More than anyone else, it was MacIntyre’s work which helped me see nihilism as a peculiarly Western phenomenon and a byproduct of Enlightenment philosophy. It is the result of the breakdown of the Enlightenment attempt to provide a purely rational and objective basis for morality in the 19th and 20th centuries. This is a phase that we are going through since we started giving up on Christianity and Aristotelianism in the wake of the Scientific Revolution of the 17th century. What’s more, it was historicism that allowed me to see that “Judeo-Christianity” is some weird passing phase of the Baby Boomer generation in America and that what we know today as “Christianity” in the United States has radically changed its colors in just the last century.

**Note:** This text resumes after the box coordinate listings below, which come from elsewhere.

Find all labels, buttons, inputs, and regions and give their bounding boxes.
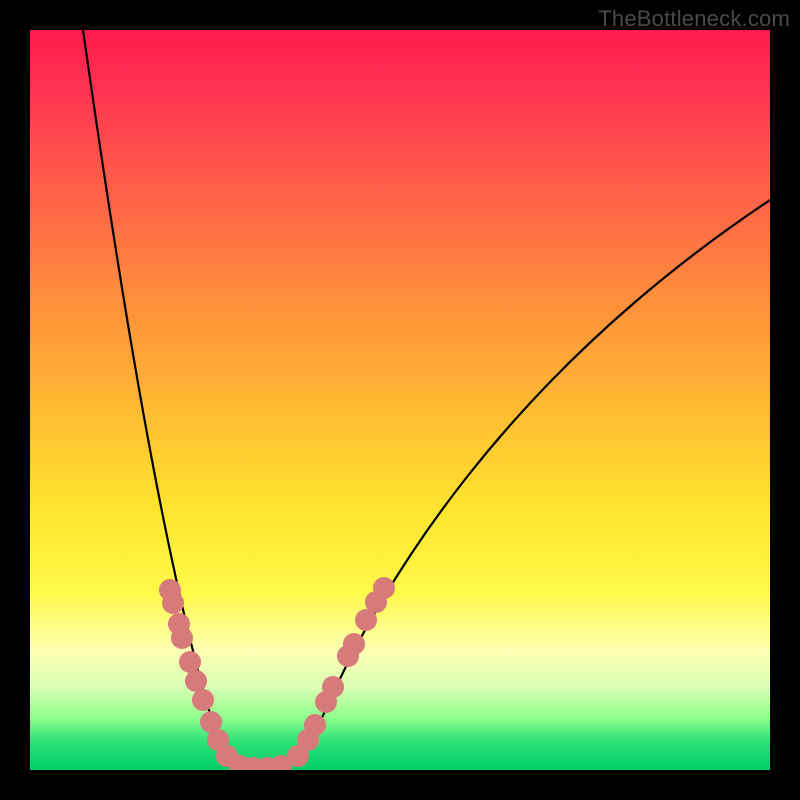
chart-svg — [30, 30, 770, 770]
bead-point — [192, 689, 214, 711]
bead-point — [185, 670, 207, 692]
bead-point — [179, 651, 201, 673]
chart-plot-area — [30, 30, 770, 770]
watermark-text: TheBottleneck.com — [598, 6, 790, 32]
bead-point — [171, 627, 193, 649]
bead-point — [162, 592, 184, 614]
bead-point — [373, 577, 395, 599]
bead-group — [159, 577, 395, 770]
right-curve — [275, 200, 770, 770]
left-curve — [83, 30, 245, 770]
bead-point — [322, 676, 344, 698]
bead-point — [304, 714, 326, 736]
bead-point — [343, 633, 365, 655]
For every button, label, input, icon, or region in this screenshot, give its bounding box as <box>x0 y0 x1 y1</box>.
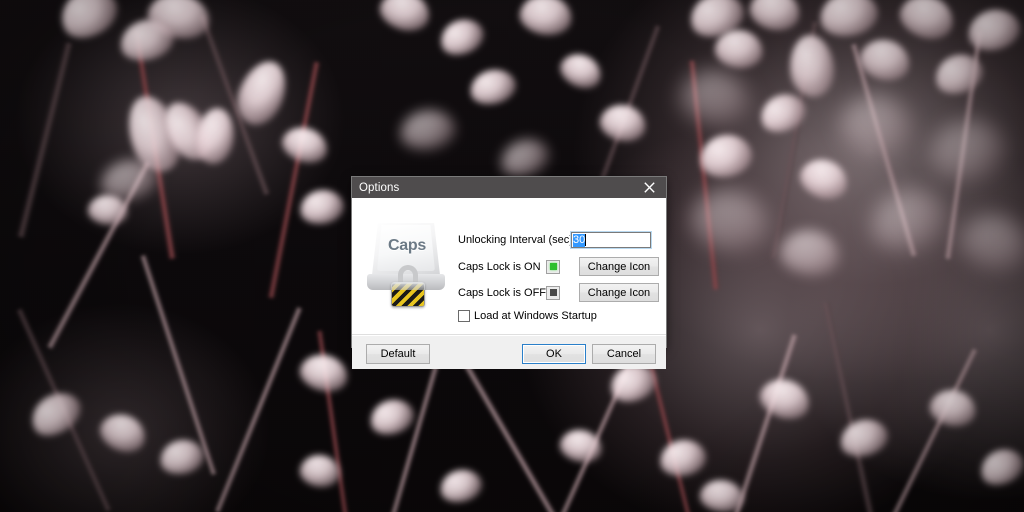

Anyway, I just wanted to draw your attention to these two articles at Counter-Currents. I think Jeffrey Tucker was right that the 2.0 movement didn’t have a solid philosophical foundation. Among other things, it didn’t have a solid moral foundation, a solid cultural critique, a solid economic platform or a sound political strategy to engage with the “mainstream.” The 2.0 movement has failed because it was just a stylistic rebranding of the 1.0 movement that took essentially the same philosophy, strategy and tactics and repackaged it with coarse language, funny memes and gutter nihilism.

I strongly believe that we need to go back to the drawing board and rethink everything. We’re smart people. If we start applying ourselves to solving our problems instead of just bantzing all day, sharing memes or rage posting about the world, we can do a lot better than the 2.0 movement. We should be working on creating a discourse that can appeal to a far larger audience.

Note: Unsurprisingly, FEE hates Heidegger’s philosophy.

About Hunter Wallace 12392 Articles
Founder and Editor-in-Chief of Occidental Dissent

4 Comments

  1. “If we start applying ourselves to solving our problems instead of just bantzing all day, sharing memes or rage posting about the world, we can do a lot better than the 2.0 movement.”

    It appears that white genocide will not immediately get several white countries: Russia, Eastern Europe, perhaps a few others – but our country is gone. The only hope is to split the country up. Why are we balking? Are we waiting for Trump to get skunked in 2020? Very dangerous. Look at the folks in South Africa now: “please let us have a separate country!” It’s too late.

    We don’t even have to argue against the existence of multicultural society in principle, just that we don’t want to be a part of it.

    Lastly, have we really come to terms with just why “2.0” failed? I’ll clarify again: bad leadership, with an “evil be my good” philosophy, that didn’t have the good sense (as William F Buckley did) to sideline the lunatics.

    To win we need the opposite: a professional movement, a formal party. The animating ethos must be arta/logos; which when translated for a modern audience is that the majestic, mysterious Universe is not a random mess, but that there is a order manifest both without and within ourselves that we are best served by accommodating ourselves to rather than asserting a fabricated order of our own invention. The program? An honorable, respectful, peaceful campaign for Partition.

  2. Refreshing to see CC mentioned here outside of that one guy’s rantings. I feel CC has a lot to offer the dissident right.

  3. nothing will save jewmerica, if anyone with any sort of intuition can do so, they should get up and get their family out of this multicultural sinking ship.